LE TOTÉMISME COMME RELIGION ÉLÉMENTAIRE
Historique de la question. — Méthode pour la traiter

Si opposés, à ce qu’il semble, dans leurs conclusions, les deux systèmes que nous venons d’étudier concordent cependant sur un point essentiel : ils se posent le problème dans des termes identiques. Tous deux, en effet, entreprennent de construire la notion du divin avec les sensations qu’éveillent en nous certains phénomènes naturels, soit physiques soit biologiques.
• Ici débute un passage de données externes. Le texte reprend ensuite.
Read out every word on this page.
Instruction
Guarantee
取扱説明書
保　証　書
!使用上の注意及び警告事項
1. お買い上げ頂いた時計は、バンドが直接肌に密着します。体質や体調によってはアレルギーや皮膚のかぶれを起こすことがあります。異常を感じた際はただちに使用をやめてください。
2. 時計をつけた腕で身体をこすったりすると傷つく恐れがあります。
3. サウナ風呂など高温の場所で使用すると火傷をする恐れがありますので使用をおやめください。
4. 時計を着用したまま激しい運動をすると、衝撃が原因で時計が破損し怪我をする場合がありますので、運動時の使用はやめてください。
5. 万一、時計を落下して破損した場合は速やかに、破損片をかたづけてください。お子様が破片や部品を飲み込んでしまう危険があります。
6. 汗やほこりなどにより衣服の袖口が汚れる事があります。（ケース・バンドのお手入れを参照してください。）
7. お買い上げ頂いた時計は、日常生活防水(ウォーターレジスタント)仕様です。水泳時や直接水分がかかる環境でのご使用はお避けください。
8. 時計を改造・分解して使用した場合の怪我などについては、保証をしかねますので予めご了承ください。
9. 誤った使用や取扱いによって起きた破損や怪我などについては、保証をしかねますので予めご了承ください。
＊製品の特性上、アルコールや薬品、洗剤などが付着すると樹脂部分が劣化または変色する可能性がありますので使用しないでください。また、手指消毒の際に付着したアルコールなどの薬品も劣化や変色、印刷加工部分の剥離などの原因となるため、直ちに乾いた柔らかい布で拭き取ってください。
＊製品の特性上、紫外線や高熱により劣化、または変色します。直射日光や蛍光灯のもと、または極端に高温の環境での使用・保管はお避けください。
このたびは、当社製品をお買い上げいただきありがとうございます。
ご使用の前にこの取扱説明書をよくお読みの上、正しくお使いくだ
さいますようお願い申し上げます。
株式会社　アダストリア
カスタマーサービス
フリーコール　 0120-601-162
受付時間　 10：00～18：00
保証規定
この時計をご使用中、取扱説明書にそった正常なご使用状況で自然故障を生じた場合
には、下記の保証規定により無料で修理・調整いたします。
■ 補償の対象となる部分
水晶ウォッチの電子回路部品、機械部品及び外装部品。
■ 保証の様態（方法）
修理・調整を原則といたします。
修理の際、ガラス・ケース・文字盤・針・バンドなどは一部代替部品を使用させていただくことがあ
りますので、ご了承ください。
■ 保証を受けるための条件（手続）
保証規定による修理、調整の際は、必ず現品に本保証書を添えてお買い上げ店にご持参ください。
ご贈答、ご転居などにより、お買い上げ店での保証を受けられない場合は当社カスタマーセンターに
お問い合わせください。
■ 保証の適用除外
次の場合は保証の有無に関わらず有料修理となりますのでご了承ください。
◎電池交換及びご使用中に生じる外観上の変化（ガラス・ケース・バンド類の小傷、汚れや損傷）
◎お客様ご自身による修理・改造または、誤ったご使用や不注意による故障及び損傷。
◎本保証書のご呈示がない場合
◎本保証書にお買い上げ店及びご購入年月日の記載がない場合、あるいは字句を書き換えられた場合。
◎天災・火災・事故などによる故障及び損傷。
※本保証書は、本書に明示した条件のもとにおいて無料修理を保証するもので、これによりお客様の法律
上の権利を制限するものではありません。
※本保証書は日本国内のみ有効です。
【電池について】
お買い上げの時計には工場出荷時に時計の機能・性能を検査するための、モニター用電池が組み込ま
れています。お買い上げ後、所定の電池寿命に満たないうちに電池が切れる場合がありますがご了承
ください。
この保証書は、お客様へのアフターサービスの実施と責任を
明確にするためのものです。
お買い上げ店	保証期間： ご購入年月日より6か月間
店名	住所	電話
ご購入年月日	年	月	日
Pour les animistes, c’est le rêve, pour les naturistes, ce sont certaines manifestations cosmiques qui auraient été le point de départ de l’évolution religieuse. Mais pour les uns et pour les autres, c’est dans la nature, soit de l’homme soit de l’univers, qu’il faudrait aller chercher le germe de la grande opposition qui sépare le profane du sacré.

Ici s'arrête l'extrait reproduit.